For instance, Nu Skin Enterprises (a small Utah based issuer) was held liable (seemingly on a strict liability theory see here, here and here for previous posts) for charitable donations made by a foreign subsidiary just like Schering-Plough (a large issuer) was held liable (see here for the prior post).

Likewise, Analogic (a small issuer in the medical device industry) was held liable (seemingly on a strict liability theory see here and here for prior posts) for third parties engaged by a foreign subsidiary) just like numerous large issuers have been.

Similarly, Akamai Technologies (a small issuer) was held liable (seemingly on a strict liability theory see here and here for prior posts) in ways indistinguishable from large issuer enforcement actions in connection with its Chinese subsidiary and alleged lack of formalized due diligence, proactively exercising audit rights, monitoring certain transactions, and employee training.

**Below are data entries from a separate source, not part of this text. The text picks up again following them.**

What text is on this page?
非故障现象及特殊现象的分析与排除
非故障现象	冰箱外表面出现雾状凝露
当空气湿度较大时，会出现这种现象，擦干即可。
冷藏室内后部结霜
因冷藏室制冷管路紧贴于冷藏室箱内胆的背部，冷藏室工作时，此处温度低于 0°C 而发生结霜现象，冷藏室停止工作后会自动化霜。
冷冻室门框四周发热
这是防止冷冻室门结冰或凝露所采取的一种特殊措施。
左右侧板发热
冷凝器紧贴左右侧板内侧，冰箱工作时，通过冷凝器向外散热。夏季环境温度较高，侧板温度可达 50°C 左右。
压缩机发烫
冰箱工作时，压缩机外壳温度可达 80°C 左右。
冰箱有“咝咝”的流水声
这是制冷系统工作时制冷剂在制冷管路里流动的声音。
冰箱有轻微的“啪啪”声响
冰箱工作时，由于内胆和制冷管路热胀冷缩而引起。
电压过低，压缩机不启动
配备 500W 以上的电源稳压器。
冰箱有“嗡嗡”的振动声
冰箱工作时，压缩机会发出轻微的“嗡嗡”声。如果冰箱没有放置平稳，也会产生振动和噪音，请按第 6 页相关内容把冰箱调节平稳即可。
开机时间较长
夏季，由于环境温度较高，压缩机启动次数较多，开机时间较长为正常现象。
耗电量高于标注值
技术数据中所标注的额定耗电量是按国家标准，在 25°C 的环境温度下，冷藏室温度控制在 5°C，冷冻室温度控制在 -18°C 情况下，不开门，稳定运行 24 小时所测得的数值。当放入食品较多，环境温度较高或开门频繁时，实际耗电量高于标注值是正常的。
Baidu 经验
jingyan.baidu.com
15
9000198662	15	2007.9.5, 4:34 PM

Finally (and several other enforcement actions could also be highlighted) SciClone Pharmaceuticals (a small issuer) was held liable (once again seemingly on a strict liability theory see here and here for prior post) in ways indistinguishable from large issuer enforcement actions in connection with the marketing and promotional activities of a Chinese subsidiary (including “golf in the morning and beer drinking the evening).

It is not just the enforcement theories in small issuer enforcement actions that seem indistinguishable from large issuer enforcement actions, but also the post-enforcement action compliance obligations imposed on settling companies as well.

For instance, Attachment C “Compliance Obligations” in the Dallas Airmotive (a small provider of aircraft engine maintenance, repair and overhaul services) DPA is substantively indistinguishable from Exhibit C “Corporate Compliance Program” in the Alstom (a large multinational with 30,000+ employees) plea agreement.

Likewise, Attachment B “Corporate Compliance Program” in the PTC (a small software company) NPA is substantively indistinguishable from Attachment C “Corporate Compliance Program” in the Teva Pharmaceuticals (a large multinational with 40,000+ employees) DPA.

In short, the DOJ and SEC have sensibly stated that size matters, but to what extent (based on enforcement theories and post-enforcement action compliance obligations) is the open question?